State of the interop nation
So where are we today, and what has improved since my last post? Let’s take a look:
- Depth buffer access: This is solved by
cl_khr_depth_images
, which is unfortunately not implemented by AMD and NVIDIA. It’s a very simple addition to the API which does not introduce any new functions, it just extends the texture mapping to support depth images as well. There’s no corresponding extension for Direct3D though. Basically, everything is specified and done, but the solution hasn’t been shipped yet. - MSAA textures: Again, solved, by
cl_khr_gl_msaa_sharing
, but not shipped by neither AMD nor by NVIDIA. This function also doesn’t add new functions, just extends texture mapping support for MSAA images. Again, there is no Direct3D equivalent. - Mip-mapped textures: Solved in OpenCL 2.0 with
cl_khr_mipmap_image
. There is even an extension to write to individual mip-map levels. While there is no matching Direct3D extension, it’s pretty easy to image that it’ll be mostly identical. - Offline kernel compiler: Solved by SPIR, but not shipping yet. Again, a minimal addition to the API, though in this case, the vendors have significant amounts of work to do to actually generate portable SPIR.

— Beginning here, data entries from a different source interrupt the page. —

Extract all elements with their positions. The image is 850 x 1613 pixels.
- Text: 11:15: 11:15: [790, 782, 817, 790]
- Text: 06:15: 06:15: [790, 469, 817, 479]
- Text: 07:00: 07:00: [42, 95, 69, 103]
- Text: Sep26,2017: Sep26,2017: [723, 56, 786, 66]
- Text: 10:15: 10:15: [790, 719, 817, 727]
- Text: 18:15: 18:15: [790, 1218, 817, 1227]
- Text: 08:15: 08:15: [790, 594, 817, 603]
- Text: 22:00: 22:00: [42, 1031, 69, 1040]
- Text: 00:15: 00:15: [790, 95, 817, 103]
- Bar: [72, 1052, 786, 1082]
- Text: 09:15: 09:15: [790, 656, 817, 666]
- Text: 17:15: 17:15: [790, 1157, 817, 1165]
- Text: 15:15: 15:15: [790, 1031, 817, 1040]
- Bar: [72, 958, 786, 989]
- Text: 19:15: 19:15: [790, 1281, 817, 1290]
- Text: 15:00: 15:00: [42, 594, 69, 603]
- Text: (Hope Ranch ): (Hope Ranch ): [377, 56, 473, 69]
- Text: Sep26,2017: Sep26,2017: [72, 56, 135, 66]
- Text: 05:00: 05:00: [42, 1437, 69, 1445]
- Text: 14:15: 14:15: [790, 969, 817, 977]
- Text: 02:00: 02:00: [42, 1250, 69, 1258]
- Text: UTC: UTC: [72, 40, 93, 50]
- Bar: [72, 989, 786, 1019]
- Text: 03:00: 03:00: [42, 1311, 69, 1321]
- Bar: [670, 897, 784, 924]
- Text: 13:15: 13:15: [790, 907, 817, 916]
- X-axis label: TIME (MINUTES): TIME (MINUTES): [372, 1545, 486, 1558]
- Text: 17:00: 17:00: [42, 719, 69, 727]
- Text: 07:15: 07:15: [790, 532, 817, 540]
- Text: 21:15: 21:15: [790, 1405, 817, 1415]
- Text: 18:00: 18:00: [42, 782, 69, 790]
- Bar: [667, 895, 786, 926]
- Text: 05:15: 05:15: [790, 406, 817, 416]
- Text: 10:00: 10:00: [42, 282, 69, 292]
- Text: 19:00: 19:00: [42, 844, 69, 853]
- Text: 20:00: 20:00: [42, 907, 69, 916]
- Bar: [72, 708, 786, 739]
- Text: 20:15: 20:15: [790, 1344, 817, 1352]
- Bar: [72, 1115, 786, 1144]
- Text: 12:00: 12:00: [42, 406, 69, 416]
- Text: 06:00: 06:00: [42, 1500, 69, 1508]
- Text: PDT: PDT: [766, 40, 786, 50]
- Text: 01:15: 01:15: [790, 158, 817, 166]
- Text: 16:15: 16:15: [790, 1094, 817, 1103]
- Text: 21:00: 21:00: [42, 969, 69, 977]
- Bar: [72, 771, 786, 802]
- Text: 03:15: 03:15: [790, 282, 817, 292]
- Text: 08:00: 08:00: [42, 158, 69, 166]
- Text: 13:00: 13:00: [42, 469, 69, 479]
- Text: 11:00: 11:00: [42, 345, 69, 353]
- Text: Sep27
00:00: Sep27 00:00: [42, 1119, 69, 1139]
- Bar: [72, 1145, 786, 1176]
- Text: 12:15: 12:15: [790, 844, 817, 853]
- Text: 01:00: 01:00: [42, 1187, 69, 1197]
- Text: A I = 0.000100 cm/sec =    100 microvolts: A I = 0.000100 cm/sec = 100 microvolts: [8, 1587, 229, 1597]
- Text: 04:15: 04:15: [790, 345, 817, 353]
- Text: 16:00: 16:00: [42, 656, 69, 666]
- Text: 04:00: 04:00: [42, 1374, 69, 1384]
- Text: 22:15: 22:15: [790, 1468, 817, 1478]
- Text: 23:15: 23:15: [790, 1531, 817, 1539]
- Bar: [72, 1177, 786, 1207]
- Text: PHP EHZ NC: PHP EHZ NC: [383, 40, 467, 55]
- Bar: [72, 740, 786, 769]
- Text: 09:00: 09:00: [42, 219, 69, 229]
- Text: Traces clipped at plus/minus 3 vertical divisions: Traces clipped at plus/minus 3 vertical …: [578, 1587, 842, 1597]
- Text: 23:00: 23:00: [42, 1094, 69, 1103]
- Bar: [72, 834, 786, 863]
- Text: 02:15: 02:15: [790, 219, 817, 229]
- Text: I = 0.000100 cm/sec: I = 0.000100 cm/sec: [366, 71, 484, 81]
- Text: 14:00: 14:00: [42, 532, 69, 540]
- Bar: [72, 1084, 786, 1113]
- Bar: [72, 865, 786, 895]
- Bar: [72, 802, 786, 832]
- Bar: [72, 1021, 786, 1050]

- Named kernel parameter access: Not solved yet, but I could work around using OpenCL 1.2 APIs.
To sum it up, 3 out of 5 issues have been solved for OpenCL 1.x but not shipped widely. One can be solved using OpenCL 1.2, but unfortunately, NVIDIA is still shipping OpenCL 1.1 only. In OpenCL 2.0, mip-mapped images also get resolved, bringing it to 4 solved and one that can be worked around – all that we need at this point is the vendors to ship the already specified extensions.
The current verdict is thus a bit better than a year ago, as we do have the extensions specified now, but shipping implementations are still lagging behind the specification. I still don’t understand why things like MSAA & depth texture sharing are not exposed on AMD & NVIDIA, as this seems to be a minimal addition which would enable extremely efficient graphics interop – finally we could write a full-blown, Battlefield 4 style tiled deferred renderer using OpenCL only and reuse it across AMD, NVIDIA, Intel, OpenGL, Direct3D, and potentially mobile platforms as well (Sony is shipping OpenCL on their mobile phones!) Intel on the other hand is doing good progress on OpenCL, as far as I know, they do expose the depth & MSAA sharing on their integrated graphics processors, and they have also started working on OpenCL libraries like the Intel Integrated Performance Primitives for OpenCL.
Update:cl_khr_mipmap_image
solves the mip-mapped images problem. I somehow missed that completely when looking into the OpenCL 2.0 spec.